Einen Kurssprung wie den des Mittwochs sieht man beim Dow Jones wahrlich nicht oft. Und nachdem es bei der gestrigen US-Notenbankentscheidung keine Überraschungen gab, hielt sich der Index auf seinem neuen Rekordlevel. Die Frage ist: Was fängt man konkret damit an?
Bis zum oberen Ende des Anfang August etablierten Aufwärtstrendkanals hätte der Dow Jones noch etwa 600 Punkte Luft … wobei die mit der Zeit weiter zunimmt, immerhin läuft die Linie nach oben. Markttechnisch überkauft ist er auch noch nicht. Und das gilt auch für die Wochenbasis, wo dieser Kurssprung als Reaktion auf das Wahlergebnis zudem ein bullisches Signal generierte, indem das US-Index-Flaggschiff in der oberen Begrenzungszone des zuvor im Zuge eines „Overshootings“ verlassenen 2022er-Aufwärtstrendkanals nach oben drehte und den Kanal dadurch erneut unter sich liess. Ein perfekter Pullback also.

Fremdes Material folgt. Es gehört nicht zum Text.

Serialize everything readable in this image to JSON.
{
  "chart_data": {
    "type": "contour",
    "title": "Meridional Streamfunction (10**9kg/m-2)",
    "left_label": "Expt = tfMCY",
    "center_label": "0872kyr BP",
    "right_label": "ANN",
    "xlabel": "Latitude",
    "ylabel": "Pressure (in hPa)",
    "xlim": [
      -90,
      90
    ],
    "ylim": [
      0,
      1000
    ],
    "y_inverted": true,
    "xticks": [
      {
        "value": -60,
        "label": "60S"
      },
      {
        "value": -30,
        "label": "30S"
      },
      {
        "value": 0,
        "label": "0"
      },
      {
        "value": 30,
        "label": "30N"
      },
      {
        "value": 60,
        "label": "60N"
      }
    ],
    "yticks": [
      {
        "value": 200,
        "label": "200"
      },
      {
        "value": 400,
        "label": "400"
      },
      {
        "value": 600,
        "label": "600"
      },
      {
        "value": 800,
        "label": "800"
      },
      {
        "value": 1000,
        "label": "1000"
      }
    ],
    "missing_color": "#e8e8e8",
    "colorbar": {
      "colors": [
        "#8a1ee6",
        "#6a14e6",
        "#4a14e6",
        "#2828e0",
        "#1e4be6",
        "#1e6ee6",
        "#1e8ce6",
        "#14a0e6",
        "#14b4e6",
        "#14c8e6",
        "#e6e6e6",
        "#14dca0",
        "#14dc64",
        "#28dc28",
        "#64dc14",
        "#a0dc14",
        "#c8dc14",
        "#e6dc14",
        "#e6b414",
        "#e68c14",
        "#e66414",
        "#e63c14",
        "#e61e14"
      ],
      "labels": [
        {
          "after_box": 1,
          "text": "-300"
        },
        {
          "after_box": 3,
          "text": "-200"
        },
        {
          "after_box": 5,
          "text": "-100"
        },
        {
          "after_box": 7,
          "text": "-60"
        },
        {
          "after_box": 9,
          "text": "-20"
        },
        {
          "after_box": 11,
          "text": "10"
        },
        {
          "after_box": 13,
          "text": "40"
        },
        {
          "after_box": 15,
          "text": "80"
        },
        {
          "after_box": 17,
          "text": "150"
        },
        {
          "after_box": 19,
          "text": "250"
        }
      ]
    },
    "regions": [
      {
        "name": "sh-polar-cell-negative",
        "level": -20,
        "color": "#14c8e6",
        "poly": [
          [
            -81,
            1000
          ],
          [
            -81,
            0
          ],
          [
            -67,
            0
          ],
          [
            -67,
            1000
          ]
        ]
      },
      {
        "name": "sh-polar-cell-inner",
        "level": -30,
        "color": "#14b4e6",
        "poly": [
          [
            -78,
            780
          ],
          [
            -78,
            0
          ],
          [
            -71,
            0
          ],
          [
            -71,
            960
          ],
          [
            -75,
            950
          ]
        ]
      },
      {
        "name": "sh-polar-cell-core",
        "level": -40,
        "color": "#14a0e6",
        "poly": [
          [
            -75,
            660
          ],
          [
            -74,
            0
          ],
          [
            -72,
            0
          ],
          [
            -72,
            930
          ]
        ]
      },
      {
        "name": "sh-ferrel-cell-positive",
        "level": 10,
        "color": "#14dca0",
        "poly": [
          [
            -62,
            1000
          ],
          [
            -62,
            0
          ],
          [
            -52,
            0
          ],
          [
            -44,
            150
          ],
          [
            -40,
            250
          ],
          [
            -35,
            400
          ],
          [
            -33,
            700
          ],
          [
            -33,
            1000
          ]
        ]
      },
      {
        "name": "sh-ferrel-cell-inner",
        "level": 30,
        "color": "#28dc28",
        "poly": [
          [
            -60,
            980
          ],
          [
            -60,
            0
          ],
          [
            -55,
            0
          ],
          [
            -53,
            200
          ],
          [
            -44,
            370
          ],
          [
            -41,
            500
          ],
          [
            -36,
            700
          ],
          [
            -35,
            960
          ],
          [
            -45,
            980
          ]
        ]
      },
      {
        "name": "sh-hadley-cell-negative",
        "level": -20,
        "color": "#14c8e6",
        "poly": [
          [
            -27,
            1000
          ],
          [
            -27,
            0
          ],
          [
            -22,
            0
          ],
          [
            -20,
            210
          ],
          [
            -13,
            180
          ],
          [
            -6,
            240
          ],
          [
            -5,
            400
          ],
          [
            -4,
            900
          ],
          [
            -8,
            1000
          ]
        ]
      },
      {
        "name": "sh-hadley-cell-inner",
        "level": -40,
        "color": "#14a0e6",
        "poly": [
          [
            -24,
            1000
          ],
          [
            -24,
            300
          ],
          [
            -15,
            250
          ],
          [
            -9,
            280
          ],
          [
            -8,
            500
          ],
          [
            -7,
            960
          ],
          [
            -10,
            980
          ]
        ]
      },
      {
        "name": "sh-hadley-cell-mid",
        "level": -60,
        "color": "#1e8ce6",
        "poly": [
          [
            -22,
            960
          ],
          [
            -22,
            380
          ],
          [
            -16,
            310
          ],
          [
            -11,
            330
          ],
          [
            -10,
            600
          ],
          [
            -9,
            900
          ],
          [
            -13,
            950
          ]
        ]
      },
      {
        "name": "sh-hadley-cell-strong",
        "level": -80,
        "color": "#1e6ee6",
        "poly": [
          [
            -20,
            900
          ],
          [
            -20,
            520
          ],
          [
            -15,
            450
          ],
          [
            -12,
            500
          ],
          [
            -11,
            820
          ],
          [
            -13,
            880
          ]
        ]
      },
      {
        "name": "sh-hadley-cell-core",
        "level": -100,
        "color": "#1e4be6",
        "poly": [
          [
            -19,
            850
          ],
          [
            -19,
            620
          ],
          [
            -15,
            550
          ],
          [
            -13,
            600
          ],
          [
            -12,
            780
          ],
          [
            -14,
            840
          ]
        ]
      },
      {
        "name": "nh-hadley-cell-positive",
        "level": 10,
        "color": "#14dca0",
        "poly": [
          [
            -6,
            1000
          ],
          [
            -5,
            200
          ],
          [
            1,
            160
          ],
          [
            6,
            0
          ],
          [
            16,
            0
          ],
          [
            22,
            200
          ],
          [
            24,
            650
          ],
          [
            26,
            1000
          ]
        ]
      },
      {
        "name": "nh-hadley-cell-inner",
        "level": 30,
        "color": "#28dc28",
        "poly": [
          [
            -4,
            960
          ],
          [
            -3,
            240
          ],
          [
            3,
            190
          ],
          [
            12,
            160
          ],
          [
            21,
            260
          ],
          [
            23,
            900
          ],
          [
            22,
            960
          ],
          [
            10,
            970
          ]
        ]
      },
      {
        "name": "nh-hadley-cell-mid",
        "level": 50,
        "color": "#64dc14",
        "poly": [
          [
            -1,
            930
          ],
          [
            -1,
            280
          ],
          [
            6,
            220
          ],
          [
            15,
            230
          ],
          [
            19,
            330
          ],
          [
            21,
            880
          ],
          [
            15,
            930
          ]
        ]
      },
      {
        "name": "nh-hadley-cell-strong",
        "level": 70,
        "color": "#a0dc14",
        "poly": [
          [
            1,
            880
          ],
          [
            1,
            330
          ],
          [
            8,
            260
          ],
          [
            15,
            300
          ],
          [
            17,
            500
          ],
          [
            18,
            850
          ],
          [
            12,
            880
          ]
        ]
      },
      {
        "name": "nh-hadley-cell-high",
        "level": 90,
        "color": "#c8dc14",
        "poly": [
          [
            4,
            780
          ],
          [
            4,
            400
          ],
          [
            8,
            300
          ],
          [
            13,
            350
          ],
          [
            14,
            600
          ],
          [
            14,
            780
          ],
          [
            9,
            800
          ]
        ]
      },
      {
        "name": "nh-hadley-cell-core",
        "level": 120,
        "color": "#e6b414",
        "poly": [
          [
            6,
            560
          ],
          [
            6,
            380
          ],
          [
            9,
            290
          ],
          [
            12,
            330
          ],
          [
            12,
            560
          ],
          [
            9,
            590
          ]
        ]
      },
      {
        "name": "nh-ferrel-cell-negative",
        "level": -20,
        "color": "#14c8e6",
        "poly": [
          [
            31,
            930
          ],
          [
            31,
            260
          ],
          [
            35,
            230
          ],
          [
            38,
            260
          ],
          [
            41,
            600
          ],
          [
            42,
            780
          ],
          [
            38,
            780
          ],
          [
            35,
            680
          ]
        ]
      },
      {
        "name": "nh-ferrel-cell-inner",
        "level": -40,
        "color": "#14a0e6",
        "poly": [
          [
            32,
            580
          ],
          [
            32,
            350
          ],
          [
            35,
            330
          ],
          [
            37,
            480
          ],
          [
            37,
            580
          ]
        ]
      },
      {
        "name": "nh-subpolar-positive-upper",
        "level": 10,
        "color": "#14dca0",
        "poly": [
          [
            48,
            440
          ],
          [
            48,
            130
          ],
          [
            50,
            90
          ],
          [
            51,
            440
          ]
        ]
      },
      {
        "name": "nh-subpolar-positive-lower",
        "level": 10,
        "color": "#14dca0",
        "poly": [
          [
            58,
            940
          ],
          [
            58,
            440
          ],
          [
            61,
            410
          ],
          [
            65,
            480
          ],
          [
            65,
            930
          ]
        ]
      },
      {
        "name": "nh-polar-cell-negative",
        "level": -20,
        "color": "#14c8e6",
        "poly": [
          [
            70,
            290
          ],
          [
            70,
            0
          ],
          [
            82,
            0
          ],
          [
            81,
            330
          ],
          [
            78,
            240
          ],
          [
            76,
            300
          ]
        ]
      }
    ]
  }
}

Und auch, wenn sich US-Notenbankchef Powell in seiner gestrigen Pressekonferenz gezielt jeglicher Kommentierung zur politischen Entwicklung und möglicher, zukünftiger Einflüsse enthielt und die „Fed“ mit einer Zinssenkung um 0,25 Prozent unspektakulär das tat, was man mehrheitlich erwartet hatte, war es doch auffällig, dass trotz dieser gewaltigen 1.500 Punkte-Rallye des Vortags kein Rücksetzer durch Gewinnmitnahmen auftauchte. Ist das nicht ein Beleg dafür, dass die Bullen noch „heiss“ sind und der Dow Jones weiter zulegen kann?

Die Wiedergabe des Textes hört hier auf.